Ward’s technology is part of this new wave of SCS improvements. While doing his graduate work at Purdue’s Center for Implantable Devices, he was tasked with figuring out how a cranial nerve stimulator used to treat epilepsy and depression worked. This technology, known as neurostimulation, was once thought to block certain inputs, including ones that lead to pain, from traveling along the nerves. But the mechanism seems to be a lot more complex than that. More recent work suggests that stimulation releases pain-modulating neurotransmitters like gamma-amino butyric acid (GABA) and serotonin and soothes the sympathetic nervous system, which is responsible for stressed-out fight-or-flight responses.
Ward tried for a year to figure out why a given stimulus from the cranial nerve stimulator caused a given response, with little luck.
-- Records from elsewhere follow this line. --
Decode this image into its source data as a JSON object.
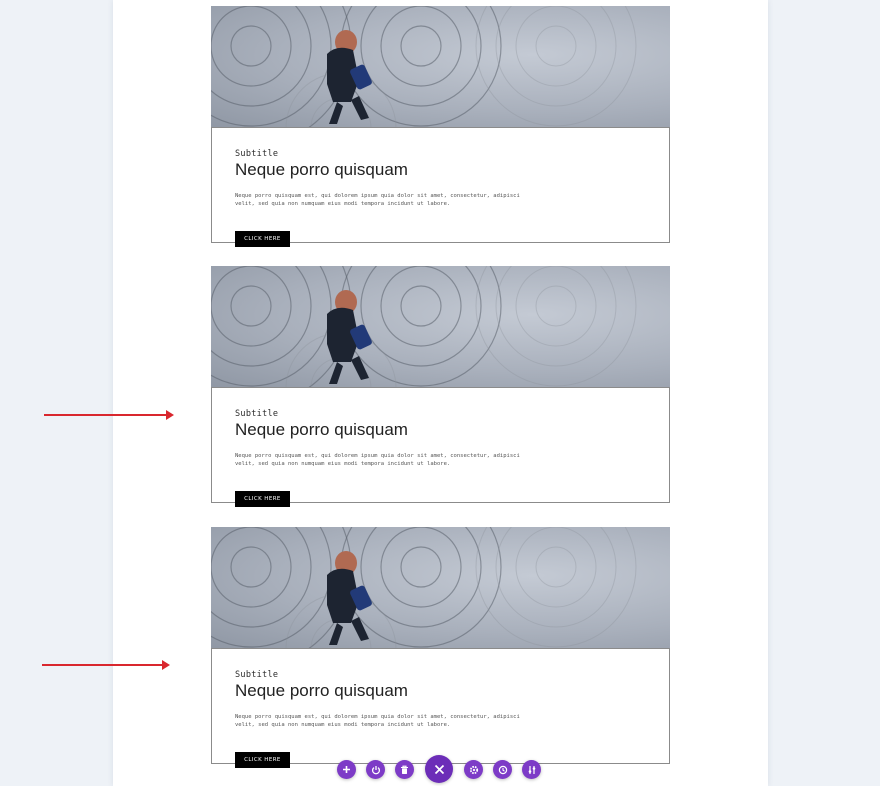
{
  "cards": [
    {
      "subtitle": "Subtitle",
      "title": "Neque porro quisquam",
      "body": "Neque porro quisquam est, qui dolorem ipsum quia dolor sit amet, consectetur, adipisci velit, sed quia non numquam eius modi tempora incidunt ut labore.",
      "button_label": "CLICK HERE"
    },
    {
      "subtitle": "Subtitle",
      "title": "Neque porro quisquam",
      "body": "Neque porro quisquam est, qui dolorem ipsum quia dolor sit amet, consectetur, adipisci velit, sed quia non numquam eius modi tempora incidunt ut labore.",
      "button_label": "CLICK HERE"
    },
    {
      "subtitle": "Subtitle",
      "title": "Neque porro quisquam",
      "body": "Neque porro quisquam est, qui dolorem ipsum quia dolor sit amet, consectetur, adipisci velit, sed quia non numquam eius modi tempora incidunt ut labore.",
      "button_label": "CLICK HERE"
    }
  ],
  "annotation_color": "#d9272e",
  "toolbar": {
    "accent": "#7d3bc7",
    "buttons": [
      "add-icon",
      "power-icon",
      "trash-icon",
      "close-icon",
      "gear-icon",
      "history-icon",
      "sliders-icon"
    ]
  }
}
“I just could not replicate the results from any study,” he says. Finally, it dawned on him that looking at the stimulus as the starting point was a lost cause. What really mattered was the cranial nerve’s response and what that response ultimately changed in the brain. The same stimulus could cause vastly different responses in the nerve in different patients. Even the same patient could show variable nerve responses to the same stimulus over time. Doctors trying to calibrate pain-relieving implants for their patients are blind to this. “They just kind of crank up the current until it hurts,” Ward says. Then they “crank it down and then they leave it.”
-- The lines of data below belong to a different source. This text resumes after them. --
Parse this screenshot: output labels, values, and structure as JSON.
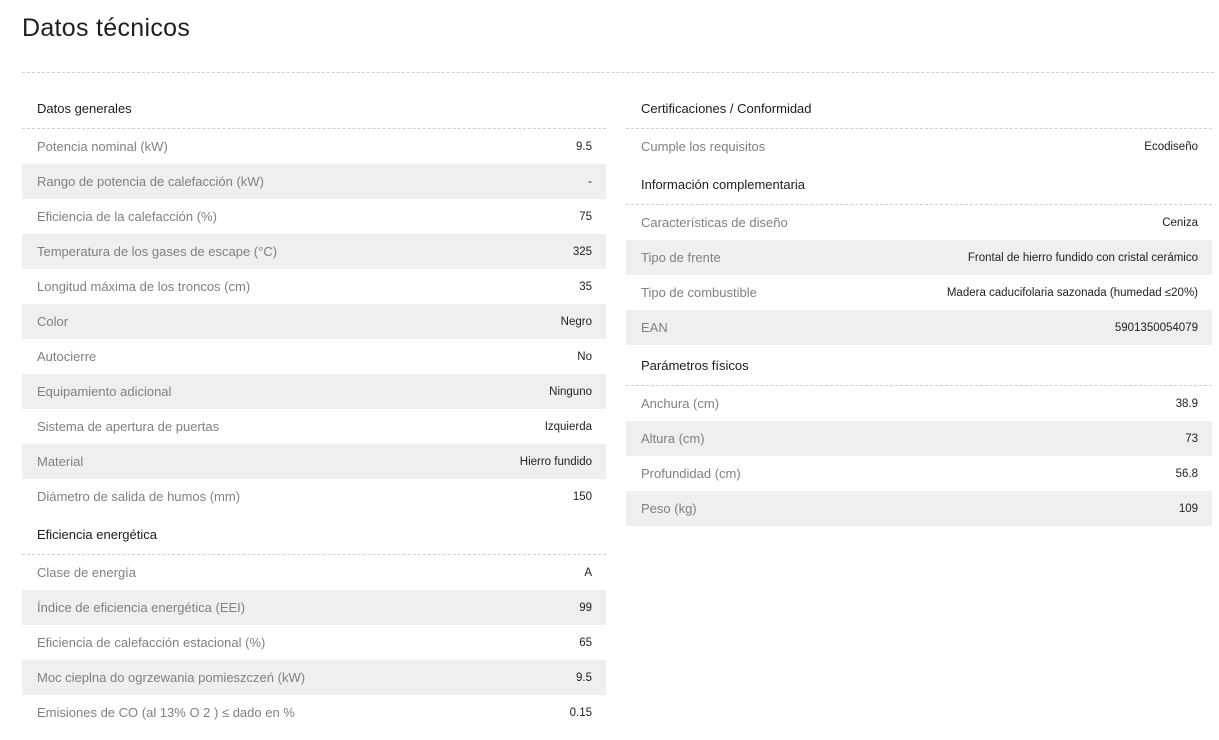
{
  "title": "Datos técnicos",
  "left_sections": [
    {
      "title": "Datos generales",
      "rows": [
        {
          "label": "Potencia nominal (kW)",
          "value": "9.5"
        },
        {
          "label": "Rango de potencia de calefacción (kW)",
          "value": "-"
        },
        {
          "label": "Eficiencia de la calefacción (%)",
          "value": "75"
        },
        {
          "label": "Temperatura de los gases de escape (°C)",
          "value": "325"
        },
        {
          "label": "Longitud máxima de los troncos (cm)",
          "value": "35"
        },
        {
          "label": "Color",
          "value": "Negro"
        },
        {
          "label": "Autocierre",
          "value": "No"
        },
        {
          "label": "Equipamiento adicional",
          "value": "Ninguno"
        },
        {
          "label": "Sistema de apertura de puertas",
          "value": "Izquierda"
        },
        {
          "label": "Material",
          "value": "Hierro fundido"
        },
        {
          "label": "Diámetro de salida de humos (mm)",
          "value": "150"
        }
      ]
    },
    {
      "title": "Eficiencia energética",
      "rows": [
        {
          "label": "Clase de energía",
          "value": "A"
        },
        {
          "label": "Índice de eficiencia energética (EEI)",
          "value": "99"
        },
        {
          "label": "Eficiencia de calefacción estacional (%)",
          "value": "65"
        },
        {
          "label": "Moc cieplna do ogrzewania pomieszczeń (kW)",
          "value": "9.5"
        },
        {
          "label": "Emisiones de CO (al 13% O 2 ) ≤ dado en %",
          "value": "0.15"
        }
      ]
    }
  ],
  "right_sections": [
    {
      "title": "Certificaciones / Conformidad",
      "rows": [
        {
          "label": "Cumple los requisitos",
          "value": "Ecodiseño"
        }
      ]
    },
    {
      "title": "Información complementaria",
      "rows": [
        {
          "label": "Características de diseño",
          "value": "Ceniza"
        },
        {
          "label": "Tipo de frente",
          "value": "Frontal de hierro fundido con cristal cerámico"
        },
        {
          "label": "Tipo de combustible",
          "value": "Madera caducifolaria sazonada (humedad ≤20%)"
        },
        {
          "label": "EAN",
          "value": "5901350054079"
        }
      ]
    },
    {
      "title": "Parámetros físicos",
      "rows": [
        {
          "label": "Anchura (cm)",
          "value": "38.9"
        },
        {
          "label": "Altura (cm)",
          "value": "73"
        },
        {
          "label": "Profundidad (cm)",
          "value": "56.8"
        },
        {
          "label": "Peso (kg)",
          "value": "109"
        }
      ]
    }
  ]
}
Ward’s work revealed a way to get this crucial feedback. By modeling the nerve response to electrical pulses of varying strength and duration, Ward discovered he could predict the nerves’ responses to any given energy input. That led him to create a proprietary algorithm, which is what Drug Free Therapeutix is selling. Instead of tuning the pulses by guesswork, the company’s software adjusts continually to responses it measures from the nerves, in order to hit the notes that bring the patient relief. Now Ward’s company is working with device makers to add this software to neurostimulation units. Preclinical trials suggest they can boost the likelihood of pain relief from spinal cord stimulation from a flip of a coin to 80 or 90 percent.
It’s not likely that spinal cord stimulation will push pharmaceuticals off the map. SCS wouldn’t be ideal for all types of pain. And there are low-tech alternatives for controlling pain, programs that include cognitive-behavioral therapy and physical therapy, that are well-supported by evidence. But patients are kept from these more complex treatments by uneven insurance coverage, according to a 2014 position statement from the American Academy of Pain Medicine. The result is that patients end up getting the easy treatment — often opioids — instead of the best one.
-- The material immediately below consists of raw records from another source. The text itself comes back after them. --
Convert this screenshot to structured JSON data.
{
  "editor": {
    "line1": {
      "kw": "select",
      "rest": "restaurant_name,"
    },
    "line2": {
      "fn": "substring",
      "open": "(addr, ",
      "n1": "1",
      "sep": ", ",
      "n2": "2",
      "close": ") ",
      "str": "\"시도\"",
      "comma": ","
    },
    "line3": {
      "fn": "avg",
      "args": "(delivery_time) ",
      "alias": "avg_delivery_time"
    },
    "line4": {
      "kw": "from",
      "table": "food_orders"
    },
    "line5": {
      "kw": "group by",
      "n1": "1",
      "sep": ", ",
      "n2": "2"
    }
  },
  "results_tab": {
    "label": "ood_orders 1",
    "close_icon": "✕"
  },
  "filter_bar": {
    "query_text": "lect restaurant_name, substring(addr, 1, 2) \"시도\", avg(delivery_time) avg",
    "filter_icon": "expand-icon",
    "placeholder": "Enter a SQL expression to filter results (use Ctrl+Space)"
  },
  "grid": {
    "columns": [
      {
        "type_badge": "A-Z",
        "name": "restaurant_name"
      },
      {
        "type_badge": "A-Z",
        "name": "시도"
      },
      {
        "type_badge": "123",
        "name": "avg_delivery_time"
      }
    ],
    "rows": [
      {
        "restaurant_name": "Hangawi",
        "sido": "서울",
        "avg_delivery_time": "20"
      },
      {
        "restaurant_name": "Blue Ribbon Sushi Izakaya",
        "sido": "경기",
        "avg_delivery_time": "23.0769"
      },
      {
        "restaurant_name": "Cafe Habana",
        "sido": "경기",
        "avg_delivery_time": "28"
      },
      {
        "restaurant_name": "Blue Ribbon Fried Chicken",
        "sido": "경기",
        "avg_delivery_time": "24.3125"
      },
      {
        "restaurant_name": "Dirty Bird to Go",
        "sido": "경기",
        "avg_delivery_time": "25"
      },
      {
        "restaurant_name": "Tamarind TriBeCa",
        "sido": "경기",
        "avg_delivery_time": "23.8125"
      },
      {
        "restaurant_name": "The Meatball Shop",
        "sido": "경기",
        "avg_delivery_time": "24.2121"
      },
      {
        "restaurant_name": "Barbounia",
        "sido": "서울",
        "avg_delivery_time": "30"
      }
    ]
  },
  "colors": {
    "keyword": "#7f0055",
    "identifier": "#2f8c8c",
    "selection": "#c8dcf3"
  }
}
Still, Drug Free Therapeutix and other SCS improvements are among the very few new ideas that actually seem poised to make it to patients. Hurdles to developing new pain drugs are steep because pain is so perplexing. It’s not a simple stimulus and response, but a complex interaction between senses, emotion, and cognition. Chronic pain literally changes the brain, robbing regions that help integrate senses and emotions of gray matter. Pain can cause anxiety and depression, which can cause physical pain in their own right, making it hard to detangle which came first. Pain “is designed to be alerting and all-consuming,” says Barry Komisaruk, a researcher at Rutgers University who studies the basic neural pathways of pain. “It’s such a powerful stimulus, taking over the entire brain, that it’s very hard to control.”
Pain can be a side effect of spinal cord stimulation, too, a problem that Ward and his team hope their software can remedy. They also hope that making spinal-cord stimulation feasible for more patients—and pulling data out of more and more implants—will trigger innovations in device development. And that could bring relief to patients with nowhere else to turn.